気に入らない
師匠の下にいた頃、ヒスイとの交流は……実際のところ、それほどコハクにとって良い思い出ではなかった。ケイシャがちょっかいを出してくる、ということもあったがあまり会話が長く続かないことの方が苦痛だ。剣を振っているときのほうが気が楽になるくらいには。
「そんな細い身体だと、剣もまともに握れるわけないわよね…」
ヒスイの身体を起こしてあげたとき、ついそんな言葉を口に出してしまった。とっさに謝ったが、本人は気にした様子もなくこう言った。
「みんなを見るのが好きだから。ぼくにできることはあんまりないけど……でも、その場にいられるだけで、それで誰かが喜んでくれるならいいと思う」
「やりたいこととか、ないの?」
「今はとくにないよ」
全てを諦めているのか、それとも本当に何も思いつかないのか。見ているだけで、こっちの気が滅入ってくる気がしていた。
「そんな曖昧だと、ケイシャにまた良いように使われるよ?」
「二人みたいに、逃げ回れないから。あまり隠れられる場所もないし」
抵抗する気力も見えないのなら、一体どうしてこの子は生きているのか。ただ虚しく見える。
「……なら、レックと一緒に逃げれば? アイツなら、元気が有り余ってるだろうから」
「うん。頼んでみるよ」
いつも会話はこんな宙にぶら下げられたような中途半端なところで終わる。ヒスイが何を感じて、どう思っているのかよく分からない。
そのふわふわとしたような雰囲気が逆に上の弟子たちの関心を引くのか、コハクがいなくてもヒスイは目をかけられていた。結局、ヒスイと仲良くなろうとする努力は諦めることにした。
*
「……育児の話を私に聞かれても、何も答えられない。力になるとすれば、それは私のような学者ではなく家庭を持つものに聞くのが最良だろう」
呆れた目でブリューゲルは目の前にいる白花を見つめた。尋ねた本人はそこまで真剣そうな表情には見えない。
「答えが欲しいわけじゃない。君の意見を聞いてみたかっただけだ。それに、君は答えよりも疑問の方が得意だろう」
「なら、シュトラウスに聞くといいだろう。

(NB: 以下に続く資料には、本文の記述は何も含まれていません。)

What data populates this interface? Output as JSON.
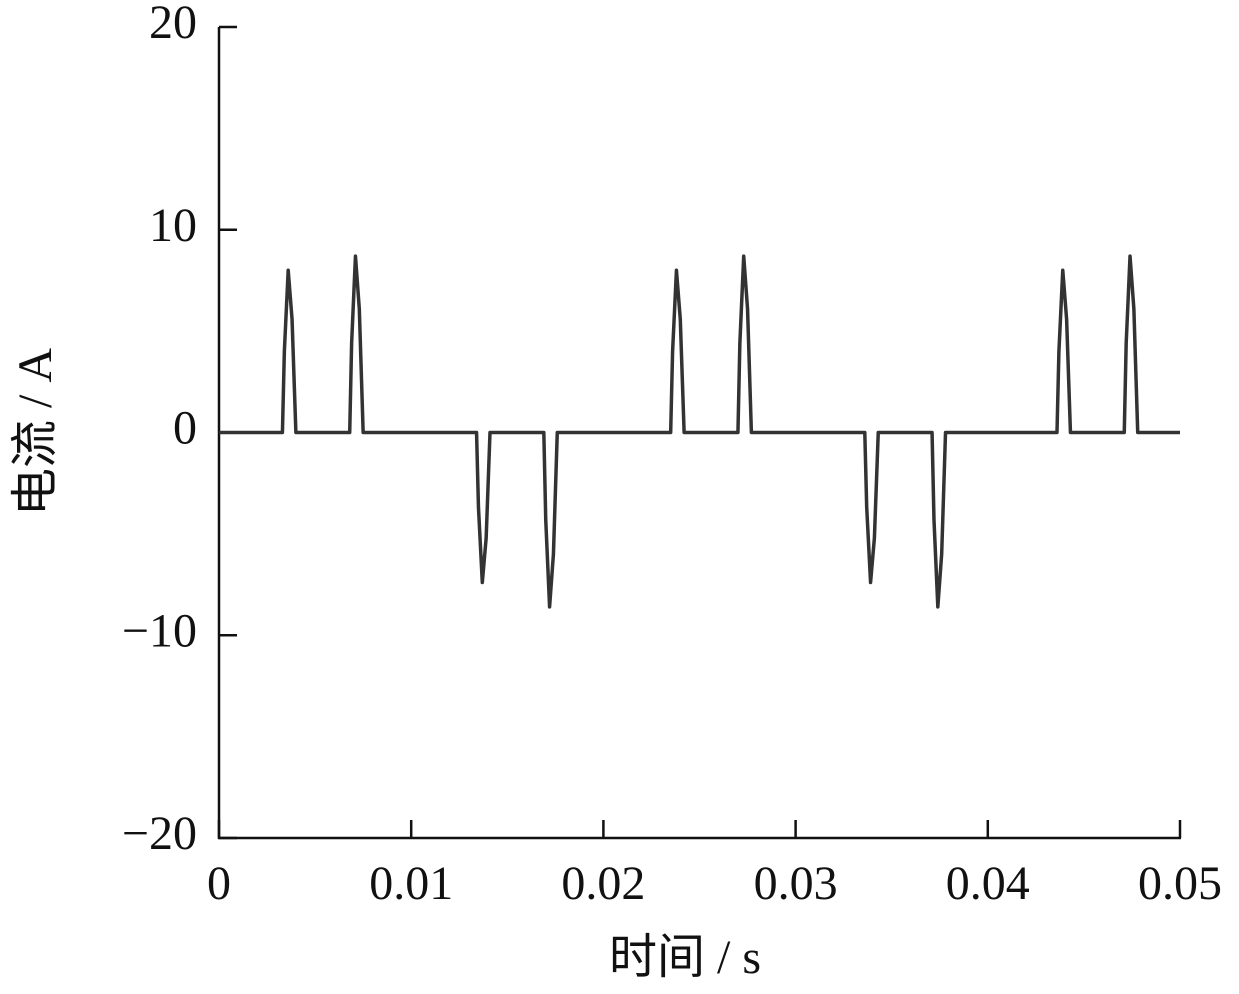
{
  "chart_data": {
    "type": "line",
    "xlabel": "时间 / s",
    "ylabel": "电流 / A",
    "xlim": [
      0,
      0.05
    ],
    "ylim": [
      -20,
      20
    ],
    "xticks": [
      0,
      0.01,
      0.02,
      0.03,
      0.04,
      0.05
    ],
    "yticks": [
      {
        "value": -20,
        "label": "−20"
      },
      {
        "value": -10,
        "label": "−10"
      },
      0,
      10,
      20
    ],
    "series": [
      {
        "color": "#333333",
        "x": [
          0,
          0.0033,
          0.0034,
          0.0036,
          0.0038,
          0.004,
          0.0068,
          0.0069,
          0.0071,
          0.0073,
          0.0075,
          0.0134,
          0.0135,
          0.0137,
          0.0139,
          0.0141,
          0.0169,
          0.017,
          0.0172,
          0.0174,
          0.0176,
          0.0235,
          0.0236,
          0.0238,
          0.024,
          0.0242,
          0.027,
          0.0271,
          0.0273,
          0.0275,
          0.0277,
          0.0336,
          0.0337,
          0.0339,
          0.0341,
          0.0343,
          0.0371,
          0.0372,
          0.0374,
          0.0376,
          0.0378,
          0.0436,
          0.0437,
          0.0439,
          0.0441,
          0.0443,
          0.0471,
          0.0472,
          0.0474,
          0.0476,
          0.0478,
          0.05
        ],
        "values": [
          0,
          0,
          4,
          8,
          5.6,
          0,
          0,
          4.4,
          8.7,
          6.1,
          0,
          0,
          -3.7,
          -7.4,
          -5.2,
          0,
          0,
          -4.3,
          -8.6,
          -6,
          0,
          0,
          4,
          8,
          5.6,
          0,
          0,
          4.4,
          8.7,
          6.1,
          0,
          0,
          -3.7,
          -7.4,
          -5.2,
          0,
          0,
          -4.3,
          -8.6,
          -6,
          0,
          0,
          4,
          8,
          5.6,
          0,
          0,
          4.4,
          8.7,
          6.1,
          0,
          0
        ]
      }
    ]
  }
}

彼には娘がいる。君が目をかけている子と近い年代のはずだ。シュトラウスも面倒見がいい。それと……」
ブリューゲルは何かを言いかけて、少し言葉を濁した。
「当てようか。あれの妹だろう?」
「ティーネなら、確かに誰とでも友達になれるだろう……新しい友達を紹介する良い機会かもしれないな」
「あれは何とも言わないのか?」
「いつも通り、妹のことであっても不干渉だ。私にも、何を考えているか時々分からなくなる」
「ま、あれを理解できるのはあれ自身をおいて他にいないだろうな」
*
コハクは師匠に連れられておめかしされながら、に向かうことになった。
「これ、動きにくいんだけど。後からじゃだめだったの?」
「私に、これの着せ方が分かるように思うか? 流石にケイシャの分まで運賃を出すことはできないし、仕方ないだろう」
その気合の入りように、コハクは少し気恥ずかしくなっていた。
「どっちもお嬢様なんでしょ。アタシなんかが相手をして、大丈夫?」
詳しいことは特に聞かされていなかった。
行くか行かないかを問われて、気晴らしに行くと答えたらこんな格好をさせられた。
「何か問題があれば私が何とかするさ。ま、相手はシュトラウスの娘で、まだ幼いから大丈夫だろう。あと、ティーネという子は……お嬢様ともいえるが、少し特殊だから気にしなくていい」
どういうことなのか、と聞こうとしたことも簡単な言葉で返された。
「実際に会えば分かる」
少し不満げな目線を送っても、師匠は笑うだけだった。
師匠がいれば、不安に思ったりはしないと思い直して長い道中の時間、師匠と二人っきりの時間で気を紛らわした。